Benedict Rogers is East Asia Team Leader at the international human rights organisation CSW, co-founder and Deputy Chair of the Conservative Party Human Rights Commission, a former parliamentary candidate and a Senior Fellow at the Religious Freedom Institute.
Jeremy Hunt was the best Foreign Secretary of recent times, and his departure is regrettable. He brought gravitas, a global vision and deeply-held values to the role. He did more than any of his recent predecessors combined to champion human rights and freedoms around the world. Only William Hague, who developed in opposition the pledge to put “human rights at the heart of foreign policy” and introduced the campaign on preventing sexual violence in conflict, comes close.
In his year as Foreign Secretary, Hunt introduced an independent review of policy on the persecution of Christians around the world, led by the Bishop of Truro, which was published earlier this month, and a campaign on global media freedom which resulted in an excellent international conference in London earlier this month. For me as a human rights activist specialising in freedom of religion or belief and a former journalist who believes passionately in press freedom and freedom of expression, these were extremely welcome initiatives.
Hunt also made a point of defending individual cases and giving them profile — for example, on his first visit to Beijing as Foreign Secretary he met with the wives of jailed Chinese human rights lawyers, and he gave personal voice to the plight of Nazanin Zagari-Ratcliffe in a persistent and impressive way. If he had stayed in office longer, he would have developed these and other causes and built a robust foreign policy based on the defence of the values we Conservatives hold dear: freedom, human rights, the rule of law and democracy – recognising that these are not only Conservative values, but universal ones, for everyone, everywhere.
Dominic Raab’s background, however, gives me hope that he will build on the work of his predecessor. As the son of Czech Jewish refugees, as a lawyer who prosecuted war criminals, and as the Member of Parliament who led the introduction of the Magnitsky Act, legislation designed to sanction officials in tyrannies around the world who commit or are complicit with torture, he has the credentials to be a Foreign Secretary who defends and promotes freedom and human rights.
So as the new Foreign Secretary begins to consider his in-tray, I urge him firstly to continue and strengthen the campaign to promote and defend media freedom around the world; secondly, to implement the recommendations of the Bishop of Truro’s report on the persecution of Christians, which the new Prime Minister has already endorsed; and thirdly to prioritise some key parts of the world where Britain has a particular obligation, such as Hong Kong, the new frontline in the battle between freedom and repression, and Burma, where small fragile flickers of hope have been snuffed out by genocide and crimes against humanity by a military that continues to act with impunity.
I urge Raab to send a clear message that Britain will stand up for Hong Kong’s freedoms and autonomy promised under the “one country, two systems” principle.
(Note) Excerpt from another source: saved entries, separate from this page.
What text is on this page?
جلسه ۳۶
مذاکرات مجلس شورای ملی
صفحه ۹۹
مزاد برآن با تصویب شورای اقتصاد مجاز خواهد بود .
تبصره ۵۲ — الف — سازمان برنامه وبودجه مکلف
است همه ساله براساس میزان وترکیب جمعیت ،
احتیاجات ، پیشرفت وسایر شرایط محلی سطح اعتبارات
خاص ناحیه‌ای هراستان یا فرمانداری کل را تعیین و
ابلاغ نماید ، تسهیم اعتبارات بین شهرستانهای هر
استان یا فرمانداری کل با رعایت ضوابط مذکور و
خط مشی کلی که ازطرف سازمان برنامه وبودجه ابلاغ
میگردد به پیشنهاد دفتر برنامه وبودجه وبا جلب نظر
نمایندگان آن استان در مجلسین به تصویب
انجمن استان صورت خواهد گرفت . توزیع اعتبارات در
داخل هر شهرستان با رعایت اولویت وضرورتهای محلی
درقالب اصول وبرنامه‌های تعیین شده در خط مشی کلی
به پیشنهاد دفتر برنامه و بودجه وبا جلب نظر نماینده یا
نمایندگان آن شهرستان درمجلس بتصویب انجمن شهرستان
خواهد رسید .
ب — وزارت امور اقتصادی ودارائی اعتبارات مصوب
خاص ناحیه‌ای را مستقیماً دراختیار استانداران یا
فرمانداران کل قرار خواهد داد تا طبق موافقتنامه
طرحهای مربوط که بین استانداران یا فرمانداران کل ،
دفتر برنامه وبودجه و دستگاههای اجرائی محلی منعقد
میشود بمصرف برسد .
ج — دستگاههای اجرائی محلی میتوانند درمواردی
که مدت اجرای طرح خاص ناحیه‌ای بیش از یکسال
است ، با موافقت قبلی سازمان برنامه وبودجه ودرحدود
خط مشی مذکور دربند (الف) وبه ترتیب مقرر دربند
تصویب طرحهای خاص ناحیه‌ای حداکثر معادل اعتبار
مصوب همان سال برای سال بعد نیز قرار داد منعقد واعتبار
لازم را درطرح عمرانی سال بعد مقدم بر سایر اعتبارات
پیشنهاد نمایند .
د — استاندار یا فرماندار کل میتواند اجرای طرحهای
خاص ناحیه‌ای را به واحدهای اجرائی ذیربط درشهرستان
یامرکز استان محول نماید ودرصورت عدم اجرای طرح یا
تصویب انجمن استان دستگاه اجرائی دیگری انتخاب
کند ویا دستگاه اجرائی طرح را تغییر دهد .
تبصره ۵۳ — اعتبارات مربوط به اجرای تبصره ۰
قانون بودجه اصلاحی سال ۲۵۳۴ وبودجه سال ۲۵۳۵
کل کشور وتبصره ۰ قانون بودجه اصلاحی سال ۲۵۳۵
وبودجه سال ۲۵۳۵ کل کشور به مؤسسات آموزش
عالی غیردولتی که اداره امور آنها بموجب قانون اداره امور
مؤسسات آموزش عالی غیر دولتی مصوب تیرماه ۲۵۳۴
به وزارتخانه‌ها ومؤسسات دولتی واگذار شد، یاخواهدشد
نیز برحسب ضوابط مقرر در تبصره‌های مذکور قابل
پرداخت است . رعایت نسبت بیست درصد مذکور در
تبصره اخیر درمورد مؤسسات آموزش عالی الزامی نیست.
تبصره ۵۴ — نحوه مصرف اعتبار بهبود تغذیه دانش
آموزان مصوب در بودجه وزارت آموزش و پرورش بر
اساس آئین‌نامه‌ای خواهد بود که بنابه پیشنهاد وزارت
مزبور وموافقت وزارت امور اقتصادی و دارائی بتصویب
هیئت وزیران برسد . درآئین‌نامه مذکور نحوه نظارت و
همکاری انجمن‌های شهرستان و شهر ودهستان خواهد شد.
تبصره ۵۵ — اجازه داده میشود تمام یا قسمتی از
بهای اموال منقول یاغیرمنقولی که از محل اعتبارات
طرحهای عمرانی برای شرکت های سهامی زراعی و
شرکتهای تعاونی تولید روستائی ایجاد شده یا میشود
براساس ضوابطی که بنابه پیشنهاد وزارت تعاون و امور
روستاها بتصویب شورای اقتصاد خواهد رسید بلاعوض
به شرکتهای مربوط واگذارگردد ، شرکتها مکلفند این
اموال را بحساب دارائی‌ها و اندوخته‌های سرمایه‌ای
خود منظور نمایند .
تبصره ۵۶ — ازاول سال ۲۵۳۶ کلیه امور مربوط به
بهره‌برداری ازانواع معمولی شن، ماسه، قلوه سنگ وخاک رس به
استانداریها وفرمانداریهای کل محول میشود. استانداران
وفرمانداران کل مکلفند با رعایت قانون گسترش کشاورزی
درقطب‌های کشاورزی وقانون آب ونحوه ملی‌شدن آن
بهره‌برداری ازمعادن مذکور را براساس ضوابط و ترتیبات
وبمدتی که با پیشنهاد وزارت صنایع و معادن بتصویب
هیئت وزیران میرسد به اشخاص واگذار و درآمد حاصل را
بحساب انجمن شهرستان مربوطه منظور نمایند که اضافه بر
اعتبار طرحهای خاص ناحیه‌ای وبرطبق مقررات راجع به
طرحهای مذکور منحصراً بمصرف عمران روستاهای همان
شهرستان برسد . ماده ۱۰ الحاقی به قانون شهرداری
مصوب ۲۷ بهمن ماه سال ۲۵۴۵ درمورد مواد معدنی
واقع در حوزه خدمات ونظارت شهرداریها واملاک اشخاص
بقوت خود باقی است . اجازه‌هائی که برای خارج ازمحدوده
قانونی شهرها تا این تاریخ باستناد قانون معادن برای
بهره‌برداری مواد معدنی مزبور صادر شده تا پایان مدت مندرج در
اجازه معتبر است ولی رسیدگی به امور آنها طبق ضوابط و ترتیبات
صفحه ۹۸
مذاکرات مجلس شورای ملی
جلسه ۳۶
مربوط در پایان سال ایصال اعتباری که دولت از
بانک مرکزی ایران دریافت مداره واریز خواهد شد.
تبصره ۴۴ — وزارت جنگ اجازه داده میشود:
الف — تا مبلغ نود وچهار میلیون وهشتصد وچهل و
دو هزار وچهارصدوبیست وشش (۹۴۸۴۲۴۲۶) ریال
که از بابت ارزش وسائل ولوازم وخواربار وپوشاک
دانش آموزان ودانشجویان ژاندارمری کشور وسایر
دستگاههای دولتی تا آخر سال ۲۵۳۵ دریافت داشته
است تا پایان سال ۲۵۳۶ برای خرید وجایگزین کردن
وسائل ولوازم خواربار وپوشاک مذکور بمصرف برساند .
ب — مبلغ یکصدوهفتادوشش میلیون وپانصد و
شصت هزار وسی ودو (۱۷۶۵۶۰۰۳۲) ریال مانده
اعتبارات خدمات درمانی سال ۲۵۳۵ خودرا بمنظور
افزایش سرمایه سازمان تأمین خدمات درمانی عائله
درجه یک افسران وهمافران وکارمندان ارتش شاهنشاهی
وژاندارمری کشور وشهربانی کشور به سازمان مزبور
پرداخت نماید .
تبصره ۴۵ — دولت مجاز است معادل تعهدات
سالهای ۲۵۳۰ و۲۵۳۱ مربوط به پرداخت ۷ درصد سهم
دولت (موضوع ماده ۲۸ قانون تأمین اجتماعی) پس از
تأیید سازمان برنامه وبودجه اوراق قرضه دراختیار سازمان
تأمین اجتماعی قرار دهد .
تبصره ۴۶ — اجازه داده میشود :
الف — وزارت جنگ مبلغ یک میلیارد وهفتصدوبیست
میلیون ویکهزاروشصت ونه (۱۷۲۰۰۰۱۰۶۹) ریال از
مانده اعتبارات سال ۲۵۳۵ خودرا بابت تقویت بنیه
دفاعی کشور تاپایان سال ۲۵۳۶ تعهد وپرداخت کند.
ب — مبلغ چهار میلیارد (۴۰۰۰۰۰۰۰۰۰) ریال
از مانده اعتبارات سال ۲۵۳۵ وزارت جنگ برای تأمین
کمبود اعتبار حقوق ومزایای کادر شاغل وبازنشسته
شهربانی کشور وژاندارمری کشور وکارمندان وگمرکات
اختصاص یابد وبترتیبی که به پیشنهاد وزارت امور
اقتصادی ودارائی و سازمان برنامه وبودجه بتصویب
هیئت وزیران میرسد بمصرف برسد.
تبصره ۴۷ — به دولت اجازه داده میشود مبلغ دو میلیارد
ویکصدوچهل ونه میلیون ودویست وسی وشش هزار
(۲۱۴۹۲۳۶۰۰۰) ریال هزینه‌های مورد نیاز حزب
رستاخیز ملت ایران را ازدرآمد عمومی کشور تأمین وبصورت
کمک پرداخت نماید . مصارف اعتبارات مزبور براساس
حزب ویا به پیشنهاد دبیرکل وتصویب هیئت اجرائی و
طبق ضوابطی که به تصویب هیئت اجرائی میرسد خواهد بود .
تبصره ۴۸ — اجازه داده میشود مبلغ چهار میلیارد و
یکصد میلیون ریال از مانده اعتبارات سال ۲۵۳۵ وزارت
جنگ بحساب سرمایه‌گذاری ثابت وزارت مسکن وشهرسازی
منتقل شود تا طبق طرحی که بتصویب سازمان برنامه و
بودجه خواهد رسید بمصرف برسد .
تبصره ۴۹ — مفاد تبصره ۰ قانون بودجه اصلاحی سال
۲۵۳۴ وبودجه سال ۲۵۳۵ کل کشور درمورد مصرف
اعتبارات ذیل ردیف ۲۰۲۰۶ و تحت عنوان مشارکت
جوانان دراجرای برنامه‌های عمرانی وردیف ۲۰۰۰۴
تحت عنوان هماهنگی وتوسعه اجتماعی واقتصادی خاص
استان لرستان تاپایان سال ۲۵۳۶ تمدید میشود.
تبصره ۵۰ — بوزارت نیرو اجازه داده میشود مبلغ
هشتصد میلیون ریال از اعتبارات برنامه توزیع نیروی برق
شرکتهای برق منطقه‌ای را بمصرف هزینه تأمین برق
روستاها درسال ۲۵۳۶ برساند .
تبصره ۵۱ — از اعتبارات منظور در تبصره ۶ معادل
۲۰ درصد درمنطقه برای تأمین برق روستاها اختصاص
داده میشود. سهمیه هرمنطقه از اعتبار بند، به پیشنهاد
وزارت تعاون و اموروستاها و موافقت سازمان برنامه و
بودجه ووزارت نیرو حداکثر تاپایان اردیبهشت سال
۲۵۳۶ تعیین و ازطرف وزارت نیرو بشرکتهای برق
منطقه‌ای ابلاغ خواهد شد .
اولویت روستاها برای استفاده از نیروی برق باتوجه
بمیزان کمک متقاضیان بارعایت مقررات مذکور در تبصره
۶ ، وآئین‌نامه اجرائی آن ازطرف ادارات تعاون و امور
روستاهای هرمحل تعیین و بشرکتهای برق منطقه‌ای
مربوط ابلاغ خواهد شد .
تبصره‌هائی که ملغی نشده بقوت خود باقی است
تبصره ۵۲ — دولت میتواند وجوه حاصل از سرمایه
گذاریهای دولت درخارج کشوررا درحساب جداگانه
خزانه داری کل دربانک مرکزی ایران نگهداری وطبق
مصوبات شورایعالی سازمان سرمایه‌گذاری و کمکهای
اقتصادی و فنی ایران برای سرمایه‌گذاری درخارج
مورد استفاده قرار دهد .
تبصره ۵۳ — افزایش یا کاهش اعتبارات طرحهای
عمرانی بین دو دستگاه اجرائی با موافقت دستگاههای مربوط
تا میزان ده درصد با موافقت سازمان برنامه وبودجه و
I urge him to consider ways to hold the perpetrators of mass atrocities in Burma accountable. And I urge him to be bold in reviewing Britain’s relationship with China, recognising that we want to continue to do business with such a major economy but not at the cost of our values. China must be challenged on the mass atrocities it is perpetrating against the Uyghurs and other Muslims in Xinjiang, the most severe crackdown on Christianity since the Cultural Revolution, the continuing persecution of Tibetans and Falun Gong, allegations of forced organ harvesting from prisoners of conscience as concluded by the recent China Tribunal chaired by the lawyer who prosecuted Slobodan Milosevic, Sir Geoffrey Nice, QC, not to mention the threats China poses to our own freedoms and national security. I hope he will confer with the new Education Secretary over the dangers of Huawei investment in 5G technology.
Finally, while of course among the most immediate priorities are Iran, Syria, continuing challenges with Russia, North Korea must be given more attention. I urge the new Foreign Secretary to encourage the United States and South Korea to include the human rights question as part of the new engagement process with Kim Jong-Un’s brutal regime, and not to forget the findings and recommendations of the UN Commission of Inquiry report published five years ago, which concluded that North Korea is committing crimes against humanity “unparalleled” in the world.
As a human rights activist working for a Non-Governmental Organisation specialising in freedom of religion or belief, I urge the Foreign Secretary to champion this right for everyone, everywhere as a key part of foreign policy. As the founder and Chair of Hong Kong Watch, I urge him to strengthen Britain’s support for the people of Hong Kong at this critical time in what has been one of Asia’s freest and most open cities, and a major international centre, but whose basic freedoms are threatened as never before. And as co-founder and Deputy Chair of the Conservative Party Human Rights Commission, I offer myself and our co-operation to him and his team, just as we have worked with his predecessors, in continuing and enhancing a foreign policy that promotes and defends freedom everywhere.